Ordered that the order is affirmed insofar as appealed from, with one bill of costs payable by the appellants appearing separately and filing separate briefs.

The plaintiff was rendered a quadraplegic when he dove into a pool which was installed by the defendant Fritzman Pools, Inc., on property owned by the defendant Patricia Zebersky. The defendants Heldor Industries and Heldor/Seablue supplied the liner for the pool.

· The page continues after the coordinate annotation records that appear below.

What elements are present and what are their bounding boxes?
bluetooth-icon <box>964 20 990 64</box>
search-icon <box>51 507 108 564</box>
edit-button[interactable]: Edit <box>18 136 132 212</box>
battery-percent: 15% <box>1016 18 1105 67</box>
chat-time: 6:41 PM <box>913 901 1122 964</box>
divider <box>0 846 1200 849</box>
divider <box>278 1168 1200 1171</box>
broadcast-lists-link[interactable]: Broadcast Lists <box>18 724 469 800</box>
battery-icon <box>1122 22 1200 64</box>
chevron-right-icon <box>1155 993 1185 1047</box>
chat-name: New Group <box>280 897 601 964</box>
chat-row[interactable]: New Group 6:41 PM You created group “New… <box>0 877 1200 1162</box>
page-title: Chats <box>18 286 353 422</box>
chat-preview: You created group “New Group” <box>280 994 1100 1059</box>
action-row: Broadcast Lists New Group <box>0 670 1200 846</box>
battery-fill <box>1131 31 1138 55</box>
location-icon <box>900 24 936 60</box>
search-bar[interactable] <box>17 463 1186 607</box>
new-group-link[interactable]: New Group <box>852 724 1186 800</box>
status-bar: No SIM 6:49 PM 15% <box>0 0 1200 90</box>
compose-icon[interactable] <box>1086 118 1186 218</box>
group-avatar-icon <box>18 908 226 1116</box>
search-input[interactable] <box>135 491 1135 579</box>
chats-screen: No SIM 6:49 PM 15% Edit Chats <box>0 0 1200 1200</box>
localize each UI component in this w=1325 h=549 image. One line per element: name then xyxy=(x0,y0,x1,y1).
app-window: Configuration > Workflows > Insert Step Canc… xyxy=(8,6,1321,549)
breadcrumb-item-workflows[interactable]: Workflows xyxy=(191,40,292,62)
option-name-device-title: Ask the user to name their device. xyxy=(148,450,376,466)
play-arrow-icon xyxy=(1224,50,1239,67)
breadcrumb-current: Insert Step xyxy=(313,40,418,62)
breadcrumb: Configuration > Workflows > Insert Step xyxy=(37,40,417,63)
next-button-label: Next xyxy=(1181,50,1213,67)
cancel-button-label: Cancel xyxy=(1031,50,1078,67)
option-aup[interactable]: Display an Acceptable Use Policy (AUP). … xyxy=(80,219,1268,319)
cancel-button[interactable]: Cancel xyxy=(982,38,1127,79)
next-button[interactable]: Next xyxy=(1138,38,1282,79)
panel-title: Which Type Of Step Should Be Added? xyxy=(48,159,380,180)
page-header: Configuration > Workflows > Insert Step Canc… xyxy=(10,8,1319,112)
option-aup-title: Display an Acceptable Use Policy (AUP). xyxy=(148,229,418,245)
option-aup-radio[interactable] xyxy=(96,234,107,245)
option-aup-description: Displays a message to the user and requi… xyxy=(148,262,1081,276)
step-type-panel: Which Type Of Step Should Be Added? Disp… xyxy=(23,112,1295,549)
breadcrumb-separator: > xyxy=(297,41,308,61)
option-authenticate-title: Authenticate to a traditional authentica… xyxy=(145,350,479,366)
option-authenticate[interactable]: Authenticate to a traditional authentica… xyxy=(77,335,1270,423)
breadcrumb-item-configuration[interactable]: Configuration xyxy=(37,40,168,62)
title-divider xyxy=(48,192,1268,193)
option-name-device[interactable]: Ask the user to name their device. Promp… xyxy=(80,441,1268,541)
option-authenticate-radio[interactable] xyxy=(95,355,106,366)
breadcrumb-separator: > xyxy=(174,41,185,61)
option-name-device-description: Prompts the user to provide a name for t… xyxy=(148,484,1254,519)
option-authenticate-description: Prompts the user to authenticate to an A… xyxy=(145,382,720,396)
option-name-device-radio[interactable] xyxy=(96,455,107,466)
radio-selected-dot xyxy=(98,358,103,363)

Summary judgment is appropriate in negligence actions arising out of diving accidents occurring in swimming pools when the record eliminates any legal cause other than the reckless conduct of the plaintiff and when, despite the defendant’s negligence, the reckless conduct of the plaintiff was an unforeseeable superseding event sufficient to break the causal chain and absolve the defendant of liability (see, Kriz v Schum, 75 NY2d 25; Porter v City of Peekskill, 161 AD2d 569). Although he was aware of the various water levels in the pool, the plaintiff testified at his examination before trial that he dove into the deep end of the pool from a position adjacent to the diving board. Therefore, we cannot says as a matter of law, that the plaintiff’s conduct was reckless. Moreover, there are triable issues of fact as to whether the pool, as designed and installed, was safe for diving, and whether the liner created a dangerous illusion of depth. Sullivan, J. P., Eiber and O’Brien, JJ., concur.

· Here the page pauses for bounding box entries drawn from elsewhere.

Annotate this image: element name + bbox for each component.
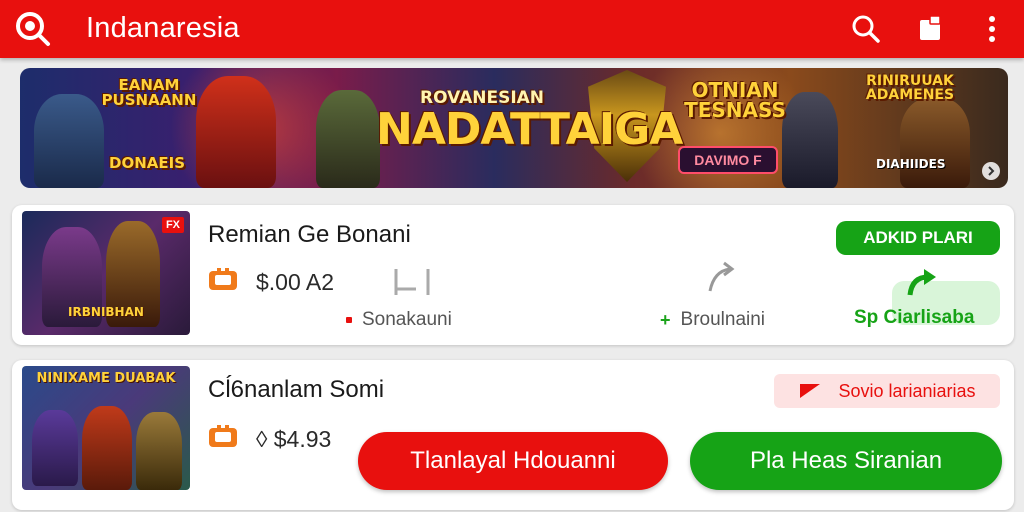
hero-figure (82, 406, 132, 490)
wallet-icon (208, 424, 238, 448)
wallet-icon (208, 267, 238, 291)
primary-red-button[interactable]: Tlanlayal Hdouanni (358, 432, 668, 490)
promo-banner[interactable]: EANAM PUSNAANN DONAEIS ROVANESIAN NADATT… (20, 68, 1008, 188)
chevron-right-icon[interactable] (982, 162, 1000, 180)
app-title: Indanaresia (86, 12, 240, 44)
game-title[interactable]: Remian Ge Bonani (208, 221, 411, 249)
share-green-icon[interactable] (906, 267, 938, 302)
hero-figure (136, 412, 182, 490)
green-plus-icon: + (660, 309, 671, 330)
banner-left-title: EANAM PUSNAANN (101, 76, 197, 109)
game-title[interactable]: Cĺ6nanlam Somi (208, 376, 384, 404)
share-arrow-icon[interactable] (702, 259, 742, 300)
banner-cta-button[interactable]: DAVIMO F (678, 146, 778, 174)
stat-left: Sonakauni (346, 309, 452, 331)
thumbnail-label: IRBNIBHAN (68, 305, 144, 319)
tag-text: Sovio larianiarias (838, 380, 976, 401)
more-vertical-icon[interactable] (974, 11, 1010, 47)
banner-left-subtitle: DONAEIS (109, 154, 185, 172)
game-thumbnail[interactable]: NINIXAME DUABAK (22, 366, 190, 490)
hero-figure (196, 76, 276, 188)
stat-left-text: Sonakauni (362, 309, 452, 330)
search-icon[interactable] (848, 11, 884, 47)
game-price: ◊ $4.93 (256, 426, 331, 453)
primary-green-button[interactable]: Pla Heas Siranian (690, 432, 1002, 490)
game-price: $.00 A2 (256, 269, 335, 295)
game-thumbnail[interactable]: FX IRBNIBHAN (22, 211, 190, 335)
game-card[interactable]: NINIXAME DUABAK Cĺ6nanlam Somi ◊ $4.93 S… (12, 360, 1014, 510)
bookmark-icon[interactable] (912, 11, 948, 47)
flag-icon (800, 384, 821, 398)
status-badge[interactable]: ADKID PLARI (836, 221, 1000, 255)
banner-right-title-2: RINIRUUAK ADAMENES (865, 73, 955, 103)
hero-figure (34, 94, 104, 188)
thumbnail-badge: FX (161, 217, 184, 233)
tag-badge: Sovio larianiarias (774, 374, 1000, 408)
stat-right: + Broulnaini (660, 309, 765, 331)
game-card[interactable]: FX IRBNIBHAN Remian Ge Bonani $.00 A2 So… (12, 205, 1014, 345)
stat-right-text: Broulnaini (680, 309, 766, 330)
action-text[interactable]: Sp Ciarlisaba (854, 307, 974, 329)
red-dot-icon (346, 317, 352, 323)
hero-figure (782, 92, 838, 188)
hero-figure (316, 90, 380, 188)
banner-right-title: OTNIAN TESNASS (684, 78, 786, 122)
currency-prefix: ◊ (256, 426, 274, 452)
app-logo-icon[interactable] (14, 10, 52, 48)
game-price-value: $4.93 (273, 426, 332, 452)
banner-right-tag: DIAHIIDES (876, 157, 946, 171)
progress-bar-icon (392, 267, 442, 302)
app-bar: Indanaresia (0, 0, 1024, 58)
thumbnail-label: NINIXAME DUABAK (36, 371, 176, 386)
banner-headline: NADATTAIGA (376, 104, 683, 155)
hero-figure (900, 98, 970, 188)
hero-figure (32, 410, 78, 486)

Balletta, J., dissents, and votes to modify the order appealed from, on the law, by deleting the provision thereof which denied the motion of Heldor Industries, Inc., and Heldor/ Seablue for summary judgment dismissing the complaint insofar as it is asserted against them, and substituting therefor a provision granting that motion and severing the action against the remaining defendants, with the following memorandum: While Í agree for the most part with the decision of my esteemed colleagues, I would, however, dismiss the complaint as against the defendants Heldor Industries, Inc. and Heldor/Seablue. Even if we were to assume that the pool liner manufactured and supplied by those defendants was somewhat defective, there is insufficient evidence in the record to *617support a finding that any alleged defect was a proximate cause of the plaintiffs injuries. The record indicates that although the plans for the pool did not include a diving board, one was supplied by the defendant Fritzman Pools, Inc., and installed at the direction of the defendant Zebersky’s husband. The record further indicates that the pool itself was installed in such a fashion that its depth was actually shallower than the designs called for. Moreover, the pool had not yet been completed at the time of the accident, nor had a certificate of occupancy yet been issued. Finally, it also appears that the plaintiff, a reasonably intelligent adult, had used the pool on at least four occasions prior to the accident.

Accordingly, under the circumstances of this case, I am of the opinion that there is no conduct by Heldor Industries, Inc., and Heldor/Seablue which could constitute a basis for liability (see, Amatulli v Delhi Constr. Corp., 77 NY2d 525; McClusky v Gary Pools Sales & Servs., 158 AD2d 1006; Belling v Haugh’s Pools, 126 AD2d 958).